ACRES

Digital Gender – Inclusive Tools for Evidence Use

Digital Gender – Inclusive Tools for Evidence Use

Digital Gender - Inclusive Tools For Evidence Use

In the high-pressure world of global health and gender equality, policymakers often find themselves at a frustrating crossroads. On one hand, they can rely on the gold-standard systematic evidence provided by institutions like ACRES. It’s a process they trust deeply, but it is manual and time-consuming, often taking weeks to deliver; time that a rapidly closing policy window simply doesn’t allow.

On the other hand, the lure of instant answers from public AI tools like ChatGPT is strong, yet these platforms are fraught with hallucinations and outdated data that make them risky for high-stakes decision-making.

The Digital Gender Inclusive Tools for Evidence Use (DG-Tools) project was born from a realisation that the problem isn’t a lack of evidence, but a broken supply chain. To fix it, we combined the rigorous standards of African research with the processing power of artificial intelligence.

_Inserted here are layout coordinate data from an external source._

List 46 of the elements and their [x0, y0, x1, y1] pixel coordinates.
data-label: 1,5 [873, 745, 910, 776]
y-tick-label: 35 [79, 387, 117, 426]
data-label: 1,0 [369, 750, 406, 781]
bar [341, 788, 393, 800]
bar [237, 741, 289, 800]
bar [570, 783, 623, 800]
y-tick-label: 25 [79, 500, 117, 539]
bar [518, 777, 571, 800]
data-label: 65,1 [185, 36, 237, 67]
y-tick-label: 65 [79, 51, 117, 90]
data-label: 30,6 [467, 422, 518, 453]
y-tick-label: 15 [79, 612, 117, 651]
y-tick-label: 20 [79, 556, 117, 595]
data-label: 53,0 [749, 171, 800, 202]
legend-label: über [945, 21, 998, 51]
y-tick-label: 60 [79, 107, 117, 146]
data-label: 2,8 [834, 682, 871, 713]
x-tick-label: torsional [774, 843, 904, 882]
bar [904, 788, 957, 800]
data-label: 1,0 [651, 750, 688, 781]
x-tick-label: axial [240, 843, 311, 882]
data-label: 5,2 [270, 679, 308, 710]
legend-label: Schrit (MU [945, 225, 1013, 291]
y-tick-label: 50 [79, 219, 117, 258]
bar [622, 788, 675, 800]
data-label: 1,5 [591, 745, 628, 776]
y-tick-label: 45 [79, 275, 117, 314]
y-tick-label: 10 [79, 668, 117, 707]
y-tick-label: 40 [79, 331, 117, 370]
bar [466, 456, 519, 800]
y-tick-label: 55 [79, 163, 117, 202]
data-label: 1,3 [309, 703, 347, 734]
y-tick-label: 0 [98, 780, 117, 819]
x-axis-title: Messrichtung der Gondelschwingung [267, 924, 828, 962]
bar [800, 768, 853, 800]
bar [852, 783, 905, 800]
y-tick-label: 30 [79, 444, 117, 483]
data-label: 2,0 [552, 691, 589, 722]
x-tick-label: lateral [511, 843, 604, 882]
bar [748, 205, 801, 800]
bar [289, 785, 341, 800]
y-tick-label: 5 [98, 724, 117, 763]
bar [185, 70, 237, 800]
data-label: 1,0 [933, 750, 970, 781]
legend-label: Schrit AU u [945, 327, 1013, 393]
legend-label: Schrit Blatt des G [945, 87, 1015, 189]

We set out to build digital tools capable of doing in minutes what traditionally took a full research team weeks to accomplish.

This journey was a continental response that brought together a unique blend of expertise. Supported by the Bill & Melinda Gates Foundation, the project united ACRES’ expertise in evidence synthesis and rapid response services, the technical prowess in building artificial intelligence of Sunbird AI in Uganda, the public health insights of the Ethiopian Public Health Institute (EPHI) and the evidence-use experience of the Pan African Collective for Evidence (PACE) in South Africa. This partnership ensured that the tools were co-created by evidence experts, technologists and end-users; the very people who understand the complexities of African policy contexts.

The results of this collaboration have moved beyond theory into tangible assets that are already reshaping the EIDM landscape. We developed The Living EIDM ToolMap, an open-access resource that curates and maps the digital software ecosystem to help researchers avoid duplicating efforts, save time, and accelerate informed tool selection. More importantly, we proved the technical feasibility of autonomous synthesis through the ACRES DataExtractor, Dr-RES and the cRhona platform. These tools use Retrieval-Augmented Generation (RAG) to ensure every AI-generated answer is grounded in verifiable, scholarly databases, directly solving the trust gap inherent in public AI.

Ultimately, DG-Tools has redefined what rapid means in the context of evidence synthesis. By moving timelines from weeks to near-instantaneous responses, we are ensuring that the most vulnerable; and the gender-inclusive data often overlooked, are represented in policy decisions.

This project stands as a validation that AI, when harnessed responsibly, can be a powerful equalizer in the quest for timely, effective, and equitable governance.